Adolfo Castro Rivas, CEO
No, I prefer not to disclose the amounts because we are not sure about those yet.
Operator, Operator
And we will take our next question from Stephen Trent from Citi. Please go ahead.
Stephen Trent, Analyst
Hi, Adolfo. Thanks for taking my follow-up. I apologize if I missed what you said before. We noticed your receivables days look pretty strong. How should we think about the trend going forward as you continue negotiating with some of your host airlines that are experiencing financial difficulties?
Adolfo Castro Rivas, CEO
Hi, Steve. Well, they have improved during the quarter, basically due to the position the airlines have due to the recovery process. As I have mentioned in the reports, we're still working well with all the airlines. The only problem we had in the past was concerning Interjet, which has been accounted for in our reserves. Going forward, I do not expect any major problems or issues with the airlines.
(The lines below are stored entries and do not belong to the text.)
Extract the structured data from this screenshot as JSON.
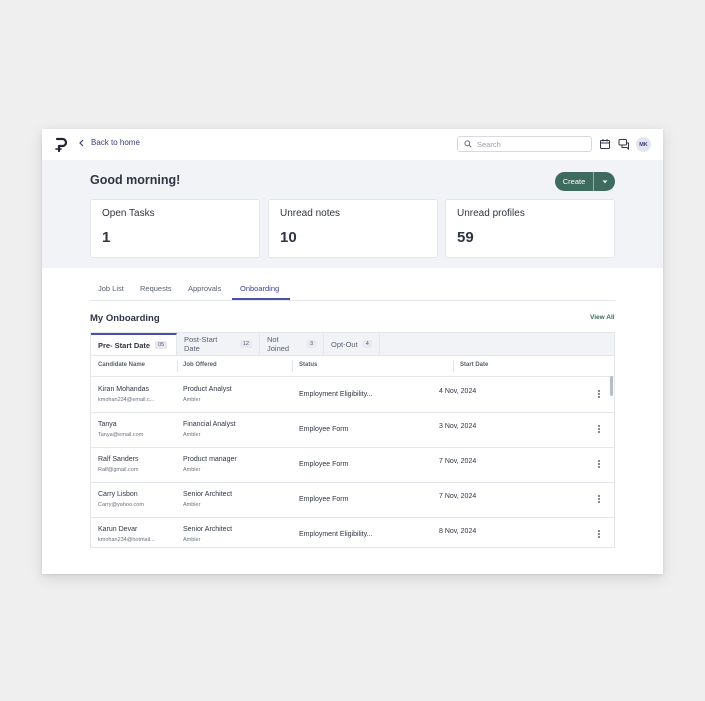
{
  "topbar": {
    "back_label": "Back to home",
    "search_placeholder": "Search",
    "avatar_initials": "MK"
  },
  "header": {
    "greeting": "Good morning!",
    "create_label": "Create"
  },
  "stats": [
    {
      "label": "Open Tasks",
      "value": "1"
    },
    {
      "label": "Unread notes",
      "value": "10"
    },
    {
      "label": "Unread profiles",
      "value": "59"
    }
  ],
  "tabs": [
    {
      "label": "Job List"
    },
    {
      "label": "Requests"
    },
    {
      "label": "Approvals"
    },
    {
      "label": "Onboarding"
    }
  ],
  "section": {
    "title": "My Onboarding",
    "view_all": "View All"
  },
  "subtabs": [
    {
      "label": "Pre- Start Date",
      "count": "05"
    },
    {
      "label": "Post-Start Date",
      "count": "12"
    },
    {
      "label": "Not Joined",
      "count": "3"
    },
    {
      "label": "Opt-Out",
      "count": "4"
    }
  ],
  "columns": {
    "candidate": "Candidate Name",
    "job": "Job Offered",
    "status": "Status",
    "start": "Start Date"
  },
  "rows": [
    {
      "name": "Kiran Mohandas",
      "email": "kmohan234@email.c...",
      "job": "Product Analyst",
      "company": "Ambler",
      "status": "Employment Eligibility...",
      "date": "4 Nov, 2024"
    },
    {
      "name": "Tanya",
      "email": "Tanya@email.com",
      "job": "Financial Analyst",
      "company": "Ambler",
      "status": "Employee Form",
      "date": "3 Nov, 2024"
    },
    {
      "name": "Ralf Sanders",
      "email": "Ralf@gmail.com",
      "job": "Product manager",
      "company": "Ambler",
      "status": "Employee Form",
      "date": "7 Nov, 2024"
    },
    {
      "name": "Carry Lisbon",
      "email": "Carry@yahoo.com",
      "job": "Senior Architect",
      "company": "Ambler",
      "status": "Employee Form",
      "date": "7 Nov, 2024"
    },
    {
      "name": "Karun Devar",
      "email": "kmohan234@hotmail...",
      "job": "Senior Architect",
      "company": "Ambler",
      "status": "Employment Eligibility...",
      "date": "8 Nov, 2024"
    }
  ],
  "colors": {
    "accent": "#4a4fa8",
    "brand_button": "#3f6b5f",
    "band": "#f1f3f6"
  }
}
Therefore, we should see similar numbers to the pre-pandemic levels in terms of receivables, of course, relative to the company's operations.
Operator, Operator
And that actually concludes the question-and-answer session for today's conference. I would now like to turn the call back over to Mr. Castro for closing remarks.
Adolfo Castro Rivas, CEO
Thank you, Ally, and thank you again for participating in our third-quarter results conference. On behalf of ASUR, we wish you a good day, and please stay safe. Goodbye.
Operator, Operator
Ladies and gentlemen, that concludes ASUR's third-quarter 2021 results conference call. We would like to thank you again for your participation. You may now disconnect.